In a mixing bowl, beat the room temperature eggs with the sugar using an electric mixer for about 10 minutes. For convenience, I recommend using a stand mixer, if you have one, as it allows you to work on the rest of the ingredients and reduce the preparation time. Then add the melted butter previously melted in a double boiler.
Add the pomegranate juice slowly while continuing to mix with the electric mixer.
Add the sifted flour and baking powder, continuing to mix until the batter is smooth and homogeneous. I also added cocoa, but it’s optional.
At this point, add the pomegranate seeds, mix with a spatula to distribute them evenly, and finally the chocolate chips.
Butter and flour a baking pan and pour the batter into it. Place in a preheated static oven at 350°F for 35′-40′. The toothpick test will confirm if it’s done. Once baked, remove from the oven and let it cool completely before removing it from the pan.
Let it cool completely on a wire rack, and if you choose the version without ganache, just sprinkle with powdered sugar as desired.
Detailed photo of the cake’s cut interior.
If you choose the version with ganache topping, chop the chocolate with a knife.
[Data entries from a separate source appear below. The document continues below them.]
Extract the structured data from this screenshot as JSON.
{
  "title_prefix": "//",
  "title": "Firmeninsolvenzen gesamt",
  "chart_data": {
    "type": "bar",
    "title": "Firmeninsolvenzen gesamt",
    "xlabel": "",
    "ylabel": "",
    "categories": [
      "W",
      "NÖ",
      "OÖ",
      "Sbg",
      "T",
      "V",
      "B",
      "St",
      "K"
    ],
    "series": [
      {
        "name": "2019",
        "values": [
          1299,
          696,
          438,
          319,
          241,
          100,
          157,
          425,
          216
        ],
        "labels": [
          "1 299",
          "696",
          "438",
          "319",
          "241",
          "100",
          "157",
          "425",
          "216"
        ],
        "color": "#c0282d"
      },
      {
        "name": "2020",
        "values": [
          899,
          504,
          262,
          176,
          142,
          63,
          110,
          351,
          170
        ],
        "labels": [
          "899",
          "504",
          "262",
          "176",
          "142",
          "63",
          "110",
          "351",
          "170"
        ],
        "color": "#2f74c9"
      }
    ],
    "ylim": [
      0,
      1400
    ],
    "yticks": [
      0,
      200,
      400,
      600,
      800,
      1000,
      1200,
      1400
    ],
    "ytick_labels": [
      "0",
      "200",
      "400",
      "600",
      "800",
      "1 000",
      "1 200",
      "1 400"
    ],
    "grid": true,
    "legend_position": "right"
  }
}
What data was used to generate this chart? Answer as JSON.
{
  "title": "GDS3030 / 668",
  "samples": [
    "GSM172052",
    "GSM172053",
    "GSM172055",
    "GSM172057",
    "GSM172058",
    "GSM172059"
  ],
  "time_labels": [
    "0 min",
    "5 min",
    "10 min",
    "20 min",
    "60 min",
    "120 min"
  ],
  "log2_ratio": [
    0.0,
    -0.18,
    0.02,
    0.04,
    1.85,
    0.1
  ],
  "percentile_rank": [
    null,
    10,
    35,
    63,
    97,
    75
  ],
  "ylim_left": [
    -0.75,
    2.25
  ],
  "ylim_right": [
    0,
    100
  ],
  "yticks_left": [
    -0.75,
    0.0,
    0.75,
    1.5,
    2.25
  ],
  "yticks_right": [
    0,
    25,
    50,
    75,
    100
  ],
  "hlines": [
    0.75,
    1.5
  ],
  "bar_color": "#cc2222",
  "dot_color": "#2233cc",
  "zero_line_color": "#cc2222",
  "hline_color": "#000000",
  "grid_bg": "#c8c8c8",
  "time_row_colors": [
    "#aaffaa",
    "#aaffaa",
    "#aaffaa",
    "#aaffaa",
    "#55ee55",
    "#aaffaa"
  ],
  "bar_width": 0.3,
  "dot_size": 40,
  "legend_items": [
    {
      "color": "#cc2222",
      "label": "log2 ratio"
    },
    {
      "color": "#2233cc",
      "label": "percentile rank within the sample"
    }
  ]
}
Separately, in a small pot, bring the cream to a simmer, then turn off the heat and add the chopped chocolate. Stir gently with a spatula from bottom to top until it reaches a smooth and creamy consistency. Pour the ganache over the completely cooled cake and level it. Decorate with pomegranate seeds as desired. Let it set before serving.
And voilà…the chocolate and pomegranate cake is ready to be enjoyed!
Bon Appétit from La Cucina di FeFè!
Storage
👉The chocolate and pomegranate cake can be kept at room temperature for 1-2 days under a glass dome.